I remember reading an article that described the project as going quite well. The elk are thriving, and there is even some up and comming bulls that want to challenge the current dominant male. Sonds positive. I'll look around to see if I can locate the article.
I went to that area of the Smokies' in Oct. 2002 to hike the local trails in hopes of seeing or hearing some Elk. At that time, the main concerns were, how would the Black Bears react to thier new neighbors? I never heard if any problems arose with the bears. Anyhow, after hiking around the Cataloochee area for 2 1/2 days I had no luck until I got to the campground. I set-up my tent as it was getting into dusk and I noticed that a bunch of campers were headed up to the main road. I asked a couple next to me why, and they said to see the Elk! Sure enough, the Elk were grazeing in the meadows where they were released. I got a few dark pix of a pair with a youngster. I suppose they will spread out as the herd grows and they compete for food. I would be interested in updated info if anyone has it.
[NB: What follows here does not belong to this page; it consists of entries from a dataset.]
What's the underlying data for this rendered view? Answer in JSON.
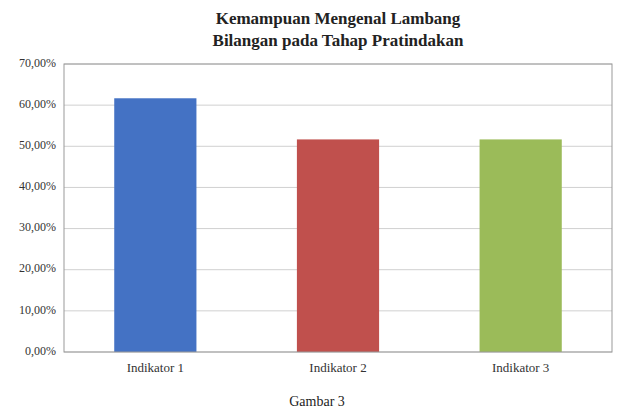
{
  "chart_data": {
    "type": "bar",
    "title": "Kemampuan Mengenal Lambang\nBilangan pada Tahap Pratindakan",
    "caption": "Gambar 3",
    "categories": [
      "Indikator 1",
      "Indikator 2",
      "Indikator 3"
    ],
    "values": [
      0.6167,
      0.5167,
      0.5167
    ],
    "colors": [
      "#4472C4",
      "#C0504D",
      "#9BBB59"
    ],
    "ylim": [
      0,
      0.7
    ],
    "yticks": [
      {
        "value": 0.0,
        "label": "0,00%"
      },
      {
        "value": 0.1,
        "label": "10,00%"
      },
      {
        "value": 0.2,
        "label": "20,00%"
      },
      {
        "value": 0.3,
        "label": "30,00%"
      },
      {
        "value": 0.4,
        "label": "40,00%"
      },
      {
        "value": 0.5,
        "label": "50,00%"
      },
      {
        "value": 0.6,
        "label": "60,00%"
      },
      {
        "value": 0.7,
        "label": "70,00%"
      }
    ],
    "grid": true
  }
}
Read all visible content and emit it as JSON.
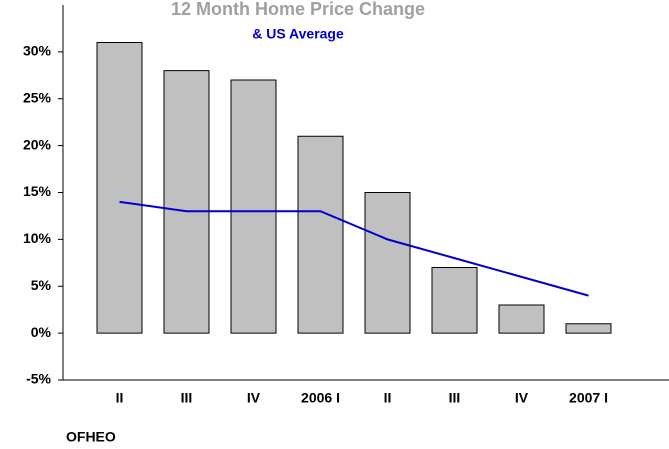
{
  "chart_data": {
    "type": "bar",
    "title": "12 Month Home Price Change",
    "subtitle": "& US Average",
    "source": "OFHEO",
    "categories": [
      "II",
      "III",
      "IV",
      "2006 I",
      "II",
      "III",
      "IV",
      "2007 I"
    ],
    "series": [
      {
        "type": "bar",
        "color": "#c0c0c0",
        "values": [
          31,
          28,
          27,
          21,
          15,
          7,
          3,
          1
        ]
      },
      {
        "type": "line",
        "color": "#0000cc",
        "values": [
          14,
          13,
          13,
          13,
          10,
          8,
          6,
          4
        ]
      }
    ],
    "ylim": [
      -5,
      35
    ],
    "yticks": [
      {
        "value": -5,
        "label": "-5%"
      },
      {
        "value": 0,
        "label": "0%"
      },
      {
        "value": 5,
        "label": "5%"
      },
      {
        "value": 10,
        "label": "10%"
      },
      {
        "value": 15,
        "label": "15%"
      },
      {
        "value": 20,
        "label": "20%"
      },
      {
        "value": 25,
        "label": "25%"
      },
      {
        "value": 30,
        "label": "30%"
      }
    ],
    "grid": false
  }
}
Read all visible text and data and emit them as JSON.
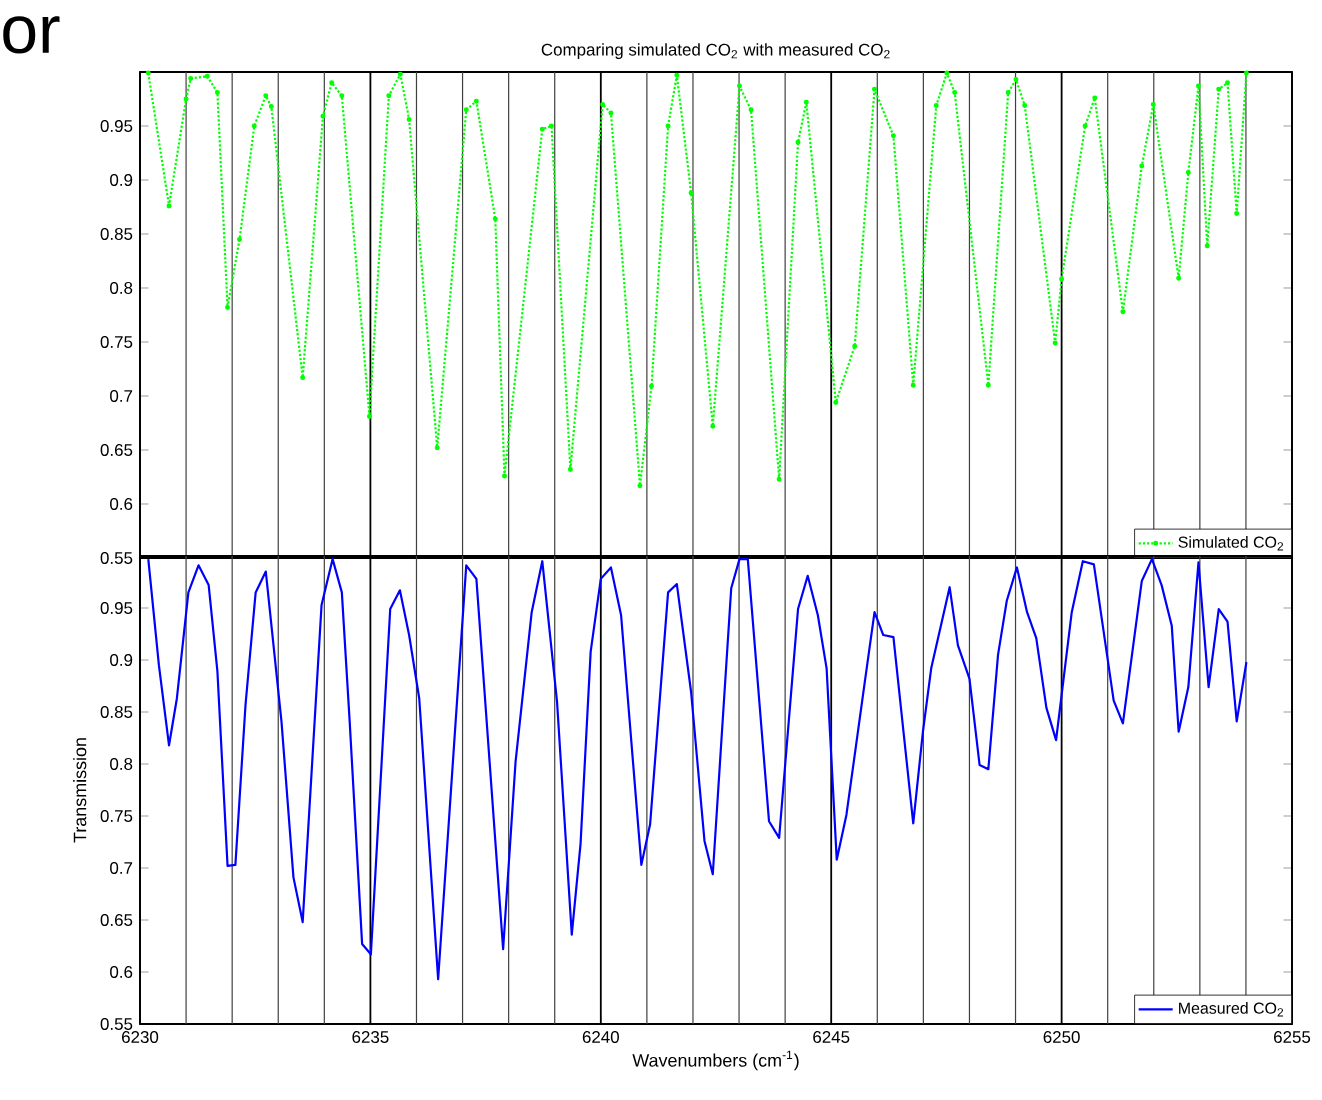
{
  "chart_data": [
    {
      "type": "line",
      "title": "Comparing simulated CO$_{2}$ with measured CO$_{2}$",
      "annotations": [
        "or"
      ],
      "xlim": [
        6230,
        6255
      ],
      "xticks": [
        6230,
        6235,
        6240,
        6245,
        6250,
        6255
      ],
      "ylim": [
        0.55,
        1.0
      ],
      "yticks": [
        0.55,
        0.6,
        0.65,
        0.7,
        0.75,
        0.8,
        0.85,
        0.9,
        0.95
      ],
      "tick_labels": "y",
      "grid": "x",
      "legend": "bottom right",
      "marker": "circle",
      "line_style": "dotted",
      "ref_lines": [
        {
          "axis": "x",
          "value": 6231
        },
        {
          "axis": "x",
          "value": 6232
        },
        {
          "axis": "x",
          "value": 6233
        },
        {
          "axis": "x",
          "value": 6234
        },
        {
          "axis": "x",
          "value": 6236
        },
        {
          "axis": "x",
          "value": 6237
        },
        {
          "axis": "x",
          "value": 6238
        },
        {
          "axis": "x",
          "value": 6239
        },
        {
          "axis": "x",
          "value": 6241
        },
        {
          "axis": "x",
          "value": 6242
        },
        {
          "axis": "x",
          "value": 6243
        },
        {
          "axis": "x",
          "value": 6244
        },
        {
          "axis": "x",
          "value": 6246
        },
        {
          "axis": "x",
          "value": 6247
        },
        {
          "axis": "x",
          "value": 6248
        },
        {
          "axis": "x",
          "value": 6249
        },
        {
          "axis": "x",
          "value": 6251
        },
        {
          "axis": "x",
          "value": 6252
        },
        {
          "axis": "x",
          "value": 6253
        },
        {
          "axis": "x",
          "value": 6254
        }
      ],
      "series": [
        {
          "name": "Simulated CO$_{2}$",
          "color": "#00ff00",
          "x": [
            6230.18,
            6230.63,
            6231.0,
            6231.1,
            6231.46,
            6231.68,
            6231.9,
            6232.16,
            6232.48,
            6232.73,
            6232.85,
            6233.53,
            6233.97,
            6234.16,
            6234.38,
            6234.98,
            6235.4,
            6235.65,
            6235.84,
            6236.45,
            6237.08,
            6237.3,
            6237.71,
            6237.91,
            6238.73,
            6238.93,
            6239.34,
            6240.04,
            6240.22,
            6240.85,
            6241.1,
            6241.46,
            6241.65,
            6241.96,
            6242.43,
            6243.01,
            6243.26,
            6243.87,
            6244.28,
            6244.46,
            6245.1,
            6245.51,
            6245.94,
            6246.35,
            6246.78,
            6247.28,
            6247.51,
            6247.68,
            6248.41,
            6248.84,
            6249.01,
            6249.2,
            6249.86,
            6250.0,
            6250.51,
            6250.72,
            6251.33,
            6251.74,
            6251.99,
            6252.54,
            6252.75,
            6252.97,
            6253.16,
            6253.41,
            6253.6,
            6253.8,
            6254.01
          ],
          "values": [
            0.999,
            0.876,
            0.975,
            0.994,
            0.996,
            0.981,
            0.782,
            0.845,
            0.95,
            0.978,
            0.968,
            0.717,
            0.959,
            0.99,
            0.978,
            0.681,
            0.978,
            0.998,
            0.956,
            0.652,
            0.965,
            0.973,
            0.864,
            0.626,
            0.947,
            0.95,
            0.632,
            0.97,
            0.962,
            0.617,
            0.709,
            0.95,
            0.997,
            0.888,
            0.672,
            0.987,
            0.965,
            0.623,
            0.935,
            0.972,
            0.694,
            0.746,
            0.984,
            0.941,
            0.71,
            0.969,
            0.999,
            0.981,
            0.71,
            0.981,
            0.993,
            0.969,
            0.749,
            0.808,
            0.95,
            0.976,
            0.778,
            0.913,
            0.97,
            0.809,
            0.907,
            0.987,
            0.839,
            0.984,
            0.99,
            0.869,
            0.999
          ]
        }
      ]
    },
    {
      "type": "line",
      "xlabel": "Wavenumbers (cm$^{-1}$)",
      "ylabel": "Transmission",
      "xlim": [
        6230,
        6255
      ],
      "xticks": [
        6230,
        6235,
        6240,
        6245,
        6250,
        6255
      ],
      "ylim": [
        0.55,
        1.0
      ],
      "yticks": [
        0.55,
        0.6,
        0.65,
        0.7,
        0.75,
        0.8,
        0.85,
        0.9,
        0.95
      ],
      "grid": "x",
      "legend": "bottom right",
      "marker": "none",
      "line_style": "solid",
      "ref_lines": [
        {
          "axis": "x",
          "value": 6231
        },
        {
          "axis": "x",
          "value": 6232
        },
        {
          "axis": "x",
          "value": 6233
        },
        {
          "axis": "x",
          "value": 6234
        },
        {
          "axis": "x",
          "value": 6236
        },
        {
          "axis": "x",
          "value": 6237
        },
        {
          "axis": "x",
          "value": 6238
        },
        {
          "axis": "x",
          "value": 6239
        },
        {
          "axis": "x",
          "value": 6241
        },
        {
          "axis": "x",
          "value": 6242
        },
        {
          "axis": "x",
          "value": 6243
        },
        {
          "axis": "x",
          "value": 6244
        },
        {
          "axis": "x",
          "value": 6246
        },
        {
          "axis": "x",
          "value": 6247
        },
        {
          "axis": "x",
          "value": 6248
        },
        {
          "axis": "x",
          "value": 6249
        },
        {
          "axis": "x",
          "value": 6251
        },
        {
          "axis": "x",
          "value": 6252
        },
        {
          "axis": "x",
          "value": 6253
        },
        {
          "axis": "x",
          "value": 6254
        }
      ],
      "series": [
        {
          "name": "Measured CO$_{2}$",
          "color": "#0000ff",
          "x": [
            6230.18,
            6230.41,
            6230.63,
            6230.8,
            6231.05,
            6231.27,
            6231.49,
            6231.68,
            6231.9,
            6232.07,
            6232.29,
            6232.51,
            6232.73,
            6233.07,
            6233.33,
            6233.53,
            6233.94,
            6234.18,
            6234.38,
            6234.55,
            6234.82,
            6235.01,
            6235.43,
            6235.64,
            6235.84,
            6236.06,
            6236.47,
            6237.08,
            6237.3,
            6237.88,
            6238.15,
            6238.5,
            6238.73,
            6239.05,
            6239.37,
            6239.56,
            6239.78,
            6240.0,
            6240.22,
            6240.44,
            6240.88,
            6241.07,
            6241.46,
            6241.65,
            6241.96,
            6242.25,
            6242.43,
            6242.83,
            6243.01,
            6243.19,
            6243.65,
            6243.87,
            6244.28,
            6244.49,
            6244.71,
            6244.9,
            6245.12,
            6245.33,
            6245.72,
            6245.94,
            6246.13,
            6246.35,
            6246.78,
            6246.99,
            6247.17,
            6247.57,
            6247.75,
            6248.0,
            6248.22,
            6248.41,
            6248.62,
            6248.81,
            6249.03,
            6249.25,
            6249.45,
            6249.67,
            6249.88,
            6250.22,
            6250.46,
            6250.7,
            6251.13,
            6251.33,
            6251.74,
            6251.96,
            6252.17,
            6252.39,
            6252.54,
            6252.75,
            6252.97,
            6253.19,
            6253.41,
            6253.6,
            6253.8,
            6254.01
          ],
          "values": [
            0.997,
            0.895,
            0.818,
            0.863,
            0.965,
            0.991,
            0.972,
            0.889,
            0.702,
            0.703,
            0.857,
            0.965,
            0.985,
            0.841,
            0.691,
            0.648,
            0.953,
            0.997,
            0.965,
            0.841,
            0.627,
            0.617,
            0.949,
            0.967,
            0.924,
            0.863,
            0.593,
            0.991,
            0.978,
            0.622,
            0.802,
            0.946,
            0.995,
            0.86,
            0.636,
            0.723,
            0.908,
            0.978,
            0.989,
            0.943,
            0.703,
            0.742,
            0.965,
            0.973,
            0.869,
            0.726,
            0.694,
            0.969,
            0.997,
            0.997,
            0.745,
            0.729,
            0.949,
            0.981,
            0.943,
            0.892,
            0.708,
            0.751,
            0.876,
            0.946,
            0.924,
            0.922,
            0.743,
            0.831,
            0.892,
            0.97,
            0.914,
            0.882,
            0.799,
            0.795,
            0.905,
            0.957,
            0.989,
            0.946,
            0.921,
            0.854,
            0.823,
            0.946,
            0.995,
            0.992,
            0.861,
            0.839,
            0.976,
            0.997,
            0.972,
            0.933,
            0.831,
            0.874,
            0.994,
            0.874,
            0.949,
            0.937,
            0.841,
            0.898
          ]
        }
      ]
    }
  ]
}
2004 saw 30-40 Elk transported to the Smokies from Land Between the Lakes Elk and Bison Prairie. That was the 2nd or 3rd transport for reintroduction to the wild. The Elk and Bison Prairie in Western KY currently boasts about 45 head of elk including a 24 point buck. Reintroduction usually takes place the last week of January or the first of Feb. It would be interesting to see how the numbers are doing in the Smokies. Any news?